А теперь призрачное сияние искусственных светильников, которые меняются и совершенствуются с каждым годом, но все равно остаются мертвыми и враждебными человеку, пространство, организованное и стерроризованное наилучшими архитекторами, украшенное наимоднейшими декораторами, нахальный модерн, убивающий всякое воображение, нелепая стилизация под давно минувшие эпохи, которая свидетельствует о бессилии и растерянности стилизаторов, это было всюду, сопровождало тебя надоедливо, упорно, нахально.
Карналь не стал огорчать мадам Такэ и съел все, что она ему подавала в беспредельной своей французской щедрости, которая велит накормить и напоить гостя, странника, мужчину так, как это умеют только во Франции. Попугай в клетке подбадривающе посвистывал Карналю, мадам Такэ довольно улыбалась, все было прекрасно.

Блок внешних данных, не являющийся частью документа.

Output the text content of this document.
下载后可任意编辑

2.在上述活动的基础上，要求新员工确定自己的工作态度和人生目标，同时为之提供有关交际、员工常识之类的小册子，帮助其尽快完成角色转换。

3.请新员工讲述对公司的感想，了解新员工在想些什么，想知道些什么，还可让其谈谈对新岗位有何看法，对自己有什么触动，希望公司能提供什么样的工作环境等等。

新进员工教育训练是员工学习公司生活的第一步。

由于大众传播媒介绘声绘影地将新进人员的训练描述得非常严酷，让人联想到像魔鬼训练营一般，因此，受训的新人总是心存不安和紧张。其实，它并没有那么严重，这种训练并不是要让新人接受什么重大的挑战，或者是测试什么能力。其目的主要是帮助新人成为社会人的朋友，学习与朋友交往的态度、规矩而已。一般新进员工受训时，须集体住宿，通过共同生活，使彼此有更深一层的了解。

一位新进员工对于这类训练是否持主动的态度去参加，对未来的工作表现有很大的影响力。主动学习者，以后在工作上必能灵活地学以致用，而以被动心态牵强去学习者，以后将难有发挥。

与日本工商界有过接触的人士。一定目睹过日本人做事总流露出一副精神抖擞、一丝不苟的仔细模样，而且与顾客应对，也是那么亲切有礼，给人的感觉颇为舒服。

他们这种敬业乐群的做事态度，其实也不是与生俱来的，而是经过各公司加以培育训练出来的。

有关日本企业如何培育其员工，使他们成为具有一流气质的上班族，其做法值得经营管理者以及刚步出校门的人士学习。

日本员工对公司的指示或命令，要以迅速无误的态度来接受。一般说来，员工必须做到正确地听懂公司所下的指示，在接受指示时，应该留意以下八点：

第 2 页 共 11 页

- Доброй ночи, мадам Такэ.
- Доброй ночи, мосье академик.
Спал Карналь неспокойно. В крохотном отеле все трещало, стучало, скрипело, было полно шорохов, шептаний, вздохов, словно бы "Маленький отдых" сплошь населяли не люди, а духи. Когда все же Карналю удалось на какое-то мгновение провалиться в бездонную пропасть сна, его почти сразу вырвало оттуда звонком телефона, лихорадочным стуком в стену, криком: "Петрик!" Он подхватился на своем широченном ложе, долго сидел, слушал - нигде ничего. Приснилось или почудилось? До утра уже не заснул, тревожное томление охватило его, в голове - никаких мыслей, одни обрывки, которые не сомкнешь, не поставишь рядом. Неуверенность, шаткость, растерянность. Наверное, не надо было соглашаться на эту поездку. Несвоевременна она для него. Не в таком он состоянии, чтобы дискутировать, отстаивать принципы. А когда же будет соответственное состояние? И кто может ждать? Наше поведение - наш труд. Это естественное состояние твое, если ты настоящий человек. А труд ученого - и в отстаивании принципов. Иначе нельзя.
К завтраку собралось все почтенное общество, населявшее средневековый приют мадам Такэ. Не вышел из своей комнаты только социолог-итальянец, так как у него ночью что-то скрипело под дверью, и он проплакал всю ночь, а теперь боялся переступить порог, хотя, говорят, весил сто двадцать килограммов и мог подковы в руке гнуть. К сожалению, даже современные социологи могут быть суеверными, как некоторые жители Центральной Африки и Новой Гвинеи.
Среди присутствующих много достойных людей, некоторых из них Карналь знал лично или по их работам. Два молодцеватых американца, ездивших на симпозиумы только вместе, наверное, привезли сюда свои новые мрачные размышления касательно двухтысячного года, что не мешало им громко смеяться за завтраком, бодро подергивать длинными шеями навстречу каждому новому знакомому, время от времени пробовать пересвистеть попугая в клетке, отчего многомудрая птица терялась и удивленно умолкала, пожалуй впервые за всю свою долгую жизнь встретив столь агрессивных представителей рода человеческого.